Aug 29, 2024

Riley Elementary students continue to strive for English Language proficiency

Posted Aug 29, 2024 11:45 AM
Teachers Kelsey Scheuerman (left) and Traci Miller are a driving force of KELPA test success at Riley Elementary School in Great Bend.
Teachers Kelsey Scheuerman (left) and Traci Miller are a driving force of KELPA test success at Riley Elementary School in Great Bend.

By MIKE COURSON
Great Bend Post

It's only 11 days into the USD 428 school year and Riley Elementary students in Great Bend are already setting goals. At the end of January, 135 English Language (EL) students at the school took the Kansas English Language Proficiency Assessment (KELPA). Riley Elementary has 18 certified EL staff members, including teachers Kelsey Scheuerman and Traci Miller, who administer the test. Miller described how students are using last year's results to prepare for this year's KELPA test during Wednesday's board of education luncheon at the school.

"We meet with groups of kids throughout the first semester - we try to do it within the first nine weeks - to set goals," she said. "They look at their scores from last year and they pick an area of target they want to improve on."

The board heard from two fourth graders. One has set the goal of writing complete sentences that make sense, and the other has set the goal of using context clues to figure out what words mean. Later this year, EL students will be tested in four areas: reading, writing, listening, and speaking. Principal Beth Rein said they must receive a score of four in each category to earn an overall score of three to be deemed proficient.

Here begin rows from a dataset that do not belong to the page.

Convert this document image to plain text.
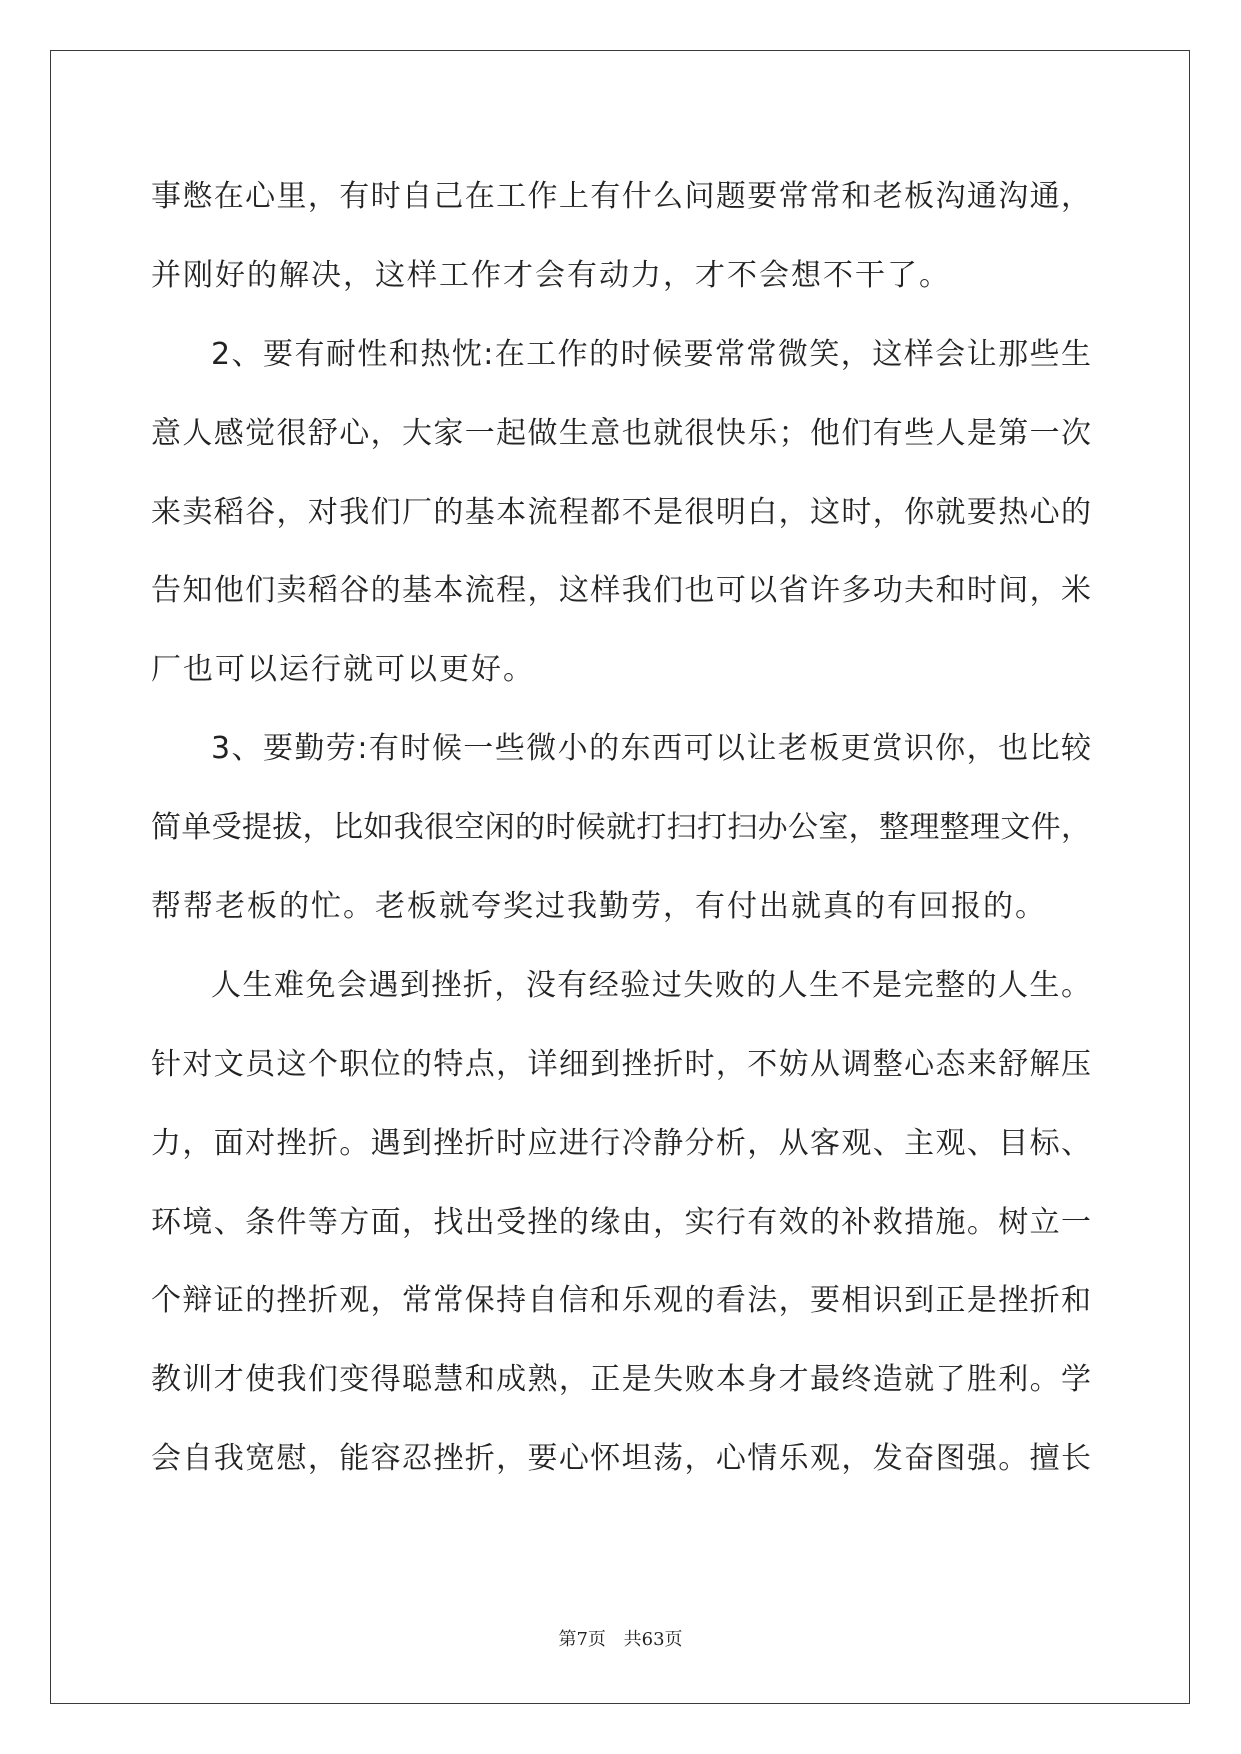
事憋在心里，有时自己在工作上有什么问题要常常和老板沟通沟通，
并刚好的解决，这样工作才会有动力，才不会想不干了。
2、要有耐性和热忱:在工作的时候要常常微笑，这样会让那些生
意人感觉很舒心，大家一起做生意也就很快乐；他们有些人是第一次
来卖稻谷，对我们厂的基本流程都不是很明白，这时，你就要热心的
告知他们卖稻谷的基本流程，这样我们也可以省许多功夫和时间，米
厂也可以运行就可以更好。
3、要勤劳:有时候一些微小的东西可以让老板更赏识你，也比较
简单受提拔，比如我很空闲的时候就打扫打扫办公室，整理整理文件，
帮帮老板的忙。老板就夸奖过我勤劳，有付出就真的有回报的。
人生难免会遇到挫折，没有经验过失败的人生不是完整的人生。
针对文员这个职位的特点，详细到挫折时，不妨从调整心态来舒解压
力，面对挫折。遇到挫折时应进行冷静分析，从客观、主观、目标、
环境、条件等方面，找出受挫的缘由，实行有效的补救措施。树立一
个辩证的挫折观，常常保持自信和乐观的看法，要相识到正是挫折和
教训才使我们变得聪慧和成熟，正是失败本身才最终造就了胜利。学
会自我宽慰，能容忍挫折，要心怀坦荡，心情乐观，发奋图强。擅长
第7页 共63页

"Unlike the state assessments that, once you start as a third grader you're going to see through eighth grade and then 10th grade," she said, "the cool thing about the KELPA is once you reach that No. 3, you never take it again."

READ MORE: English Language Assessment an ongoing project for Great Bend Students

Nineteen of the 135 students who took the test in January were deemed proficient. The test is administered in grade-level bands kindergarten, first, grades 2-3, grades 4-5, 7-8, and 9-12. Rein said Riley staff spends so much time on the test because proficiency crosses over into other subjects.

"Half of our kids are language learners, so when they go to take a third-grade state assessment, they maybe have only been speaking English for a year," she said. "As you can see, perhaps sometimes our state assessment scores, we're not really proficient, maybe, in the third grade."